Let’s take K=3 for now (which means 3 units only)

Check this online

I am not pro in the differential of log loss, could some one help me understand the why this is the anwser

J = ln \left(\frac{e^{\theta_1}}{\sum_{i=0}^K e^{\theta_i}}\right)

Let’s take K=3 for now (which means 3 units only)

\frac{\partial J}{\partial \theta_1} = 1 - \frac{e^{\theta_1}}{\sum_{i=0}^K e^{\theta_i}}

Check this online

Let n(\theta_1) = e^{\theta_1} and d(\theta_i) = \sum_{i=0}^K e^{\theta_i}, and finally f(\theta_i) = n(\theta_1) / d(\theta_i), such that J(\theta_i) = \ln f(\theta_i). By the chain rule, we have

\frac{\partial J}{\partial \theta_1} = \frac{1}{f(\theta_i)} \frac{\partial f(\theta_i)}{\partial \theta_1}.

Next, you need the following rule to differentiate quotients:

\frac{\partial f(\theta_i)}{\partial \theta_1} = \frac{1}{d(\theta_i)^2} \left[ d(\theta_i) \frac{\partial n(\theta_i)}{\partial \theta_1} - n(\theta_1) \frac{\partial d(\theta_i)}{\partial \theta_1} \right].

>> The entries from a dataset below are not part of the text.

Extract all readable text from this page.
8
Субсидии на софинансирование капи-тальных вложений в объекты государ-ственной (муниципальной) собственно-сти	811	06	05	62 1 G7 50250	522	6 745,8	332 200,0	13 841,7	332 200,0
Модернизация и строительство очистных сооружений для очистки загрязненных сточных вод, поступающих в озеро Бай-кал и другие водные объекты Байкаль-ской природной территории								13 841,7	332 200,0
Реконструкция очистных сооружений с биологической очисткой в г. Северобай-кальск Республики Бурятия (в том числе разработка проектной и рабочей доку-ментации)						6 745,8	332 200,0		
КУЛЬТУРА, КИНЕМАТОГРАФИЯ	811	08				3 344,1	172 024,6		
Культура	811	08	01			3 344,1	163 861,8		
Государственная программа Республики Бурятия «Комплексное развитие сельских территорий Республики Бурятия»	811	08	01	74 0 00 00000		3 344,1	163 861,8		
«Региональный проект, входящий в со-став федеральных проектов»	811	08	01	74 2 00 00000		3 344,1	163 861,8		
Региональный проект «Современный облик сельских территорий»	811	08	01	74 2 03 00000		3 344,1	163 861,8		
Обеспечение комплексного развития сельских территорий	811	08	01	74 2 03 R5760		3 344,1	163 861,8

This is easy to compute, since

\frac{\partial n(\theta_i)}{\partial \theta_1} = e^{\theta_1} = \frac{\partial d(\theta_i)}{\partial \theta_1}

whence

\frac{\partial f(\theta_i)}{\partial \theta_1} = \frac{e^{\theta_1}}{d(\theta_i)^2} \left[ d(\theta_i) - n(\theta_1) \right] = \frac{n(\theta_1)}{d(\theta_i)} \left[ 1- \frac{e^{\theta_1}}{d(\theta_i)} \right].

At the end of the day,

\frac{\partial J}{\partial \theta_1} = \frac{d(\theta_i)}{n(\theta_1)} \frac{\partial f(\theta_i)}{\partial \theta_1} = 1- \frac{e^{\theta_1}}{d(\theta_i)}

as you set out to prove.

There are different ways to compute the same derivative; for example you can write J as \ln n(\theta_1) - \ln d(\theta_i) using the multiplicative property of the log, and then you realize that \ln n(\theta_1) = \theta_1 which has derivative 1. If you are happy using this property of the logarithm \ln, it makes the computation more streamlined.